He points to a spying device known as Cottonmouth, revealed earlier this year in the leaks of Edward Snowden. “What this appears to demonstrate is that it’s also possible to go the other direction, which suggests the threat of compromised USB devices is a very serious practical problem.”īlaze speculates that the USB attack may in fact already be common practice for the NSA. “We’ve all known if that you give me access to your USB port, I can do bad things to your computer,” says University of Pennsylvania computer science professor Matt Blaze.

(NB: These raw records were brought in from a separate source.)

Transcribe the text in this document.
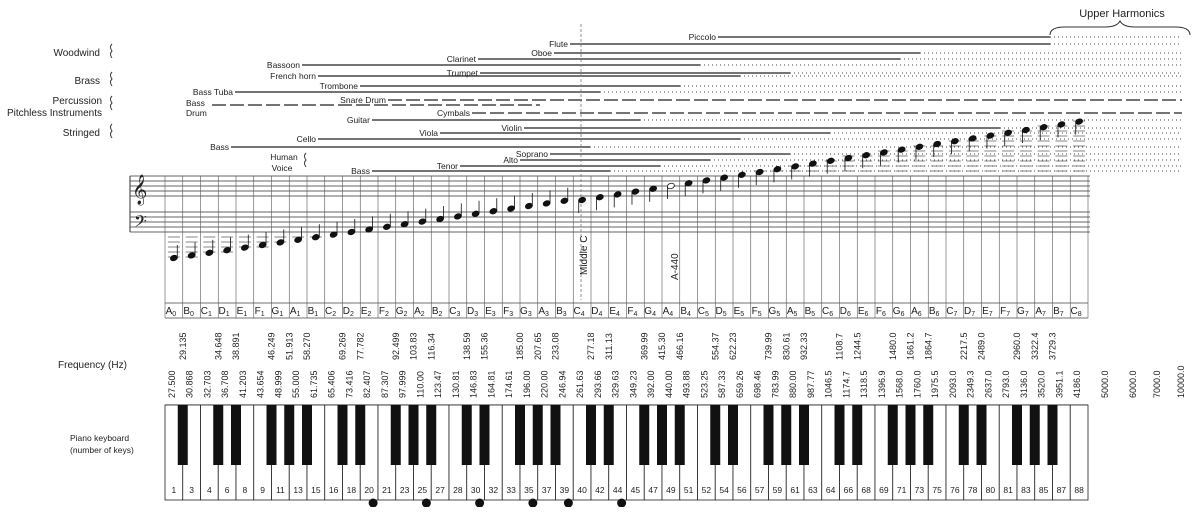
Woodwind
Brass
Percussion
Pitchless Instruments
Stringed
Upper Harmonics
Piccolo
Flute
Oboe
Clarinet
Bassoon
Trumpet
French horn
Trombone
Bass Tuba
Bass
Drum
Snare Drum
Cymbals
Guitar
Violin
Viola
Cello
Bass
Soprano
Alto
Tenor
Bass
Human
Voice
𝄞
𝄢
Middle C	A-440
$A_0$ $B_0$ $C_1$ $D_1$ $E_1$ $F_1$ $G_1$ $A_1$ $B_1$ $C_2$ $D_2$ $E_2$ $F_2$ $G_2$ $A_2$ $B_2$ $C_3$ $D_3$ $E_3$ $F_3$ $G_3$ $A_3$ $B_3$ $C_4$ $D_4$ $E_4$ $F_4$ $G_4$ $A_4$ $B_4$ $C_5$ $D_5$ $E_5$ $F_5$ $G_5$ $A_5$ $B_5$ $C_6$ $D_6$ $E_6$ $F_6$ $G_6$ $A_6$ $B_6$ $C_7$ $D_7$ $E_7$ $F_7$ $G_7$ $A_7$ $B_7$ $C_8$
27.500 30.868 32.703 36.708 41.203 43.654 48.999 55.000 61.735 65.406 73.416 82.407 87.307 97.999 110.00 123.47 130.81 146.83 164.81 174.61 196.00 220.00 246.94 261.63 293.66 329.63 349.23 392.00 440.00 493.88 523.25 587.33 659.26 698.46 783.99 880.00 987.77 1046.5 1174.7 1318.5 1396.9 1568.0 1760.0 1975.5 2093.0 2349.3 2637.0 2793.0 3136.0 3520.0 3951.1 4186.0
29.135	34.648 38.891	46.249 51.913 58.270	69.269 77.782	92.499 103.83 116.34	138.59 155.36	185.00 207.65 233.08	277.18 311.13	369.99 415.30 466.16	554.37 622.23	739.99 830.61 932.33	1108.7 1244.5	1480.0 1661.2 1864.7	2217.5 2489.0	2960.0 3322.4 3729.3
5000.0 6000.0 7000.0 10000.0
Frequency (Hz)
Piano keyboard
(number of keys)
1 3 4 6 8 9 11 13 15 16 18 20 21 23 25 27 28 30 32 33 35 37 39 40 42 44 45 47 49 51 52 54 56 57 59 61 63 64 66 68 69 71 73 75 76 78 80 81 83 85 87 88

USB FLASH DRIVE ANTIVIRUS PC
“Nobody can trust anybody.”īut BadUSB’s ability to spread undetectably from USB to PC and back raises questions about whether it’s possible to use USB devices securely at all. And likewise, any USB device could silently infect a user’s computer. Any time a USB stick is plugged into a computer, its firmware could be reprogrammed by malware on that PC, with no easy way for the USB device's owner to detect it. The element of Nohl and Lell’s research that elevates it above the average theoretical threat is the notion that the infection can travel both from computer to USB and vice versa. But unless the IT guy has the reverse engineering skills to find and analyze that firmware, “the cleaning process doesn’t even touch the files we’re talking about.” “You can give it to your IT security people, they scan it, delete some files, and give it back to you telling you it’s 'clean,'" says Nohl. Their central finding is that USB firmware, which exists in varying forms in all USB devices, can be reprogrammed to hide attack code. They spent months reverse engineering the firmware that runs the basic communication functions of USB devices-the controller chips that allow the devices to communicate with a PC and let users move files on and off of them. But the two hackers didn’t merely copy their own custom-coded infections into USB devices’ memory. Nohl and Lell, researchers for the security consultancy SR Labs, are hardly the first to point out that USB devices can store and spread malware. 'In this new way of thinking, you have to consider a USB infected and throw it away as soon as it touches a non-trusted computer.' “We’re exploiting the very way that USB is designed.” “These problems can’t be patched,” says Nohl, who will join Lell in presenting the research at the Black Hat security conference in Las Vegas. And the two researchers say there’s no easy fix: The kind of compromise they're demonstrating is nearly impossible to counter without banning the sharing of USB devices or filling your port with superglue.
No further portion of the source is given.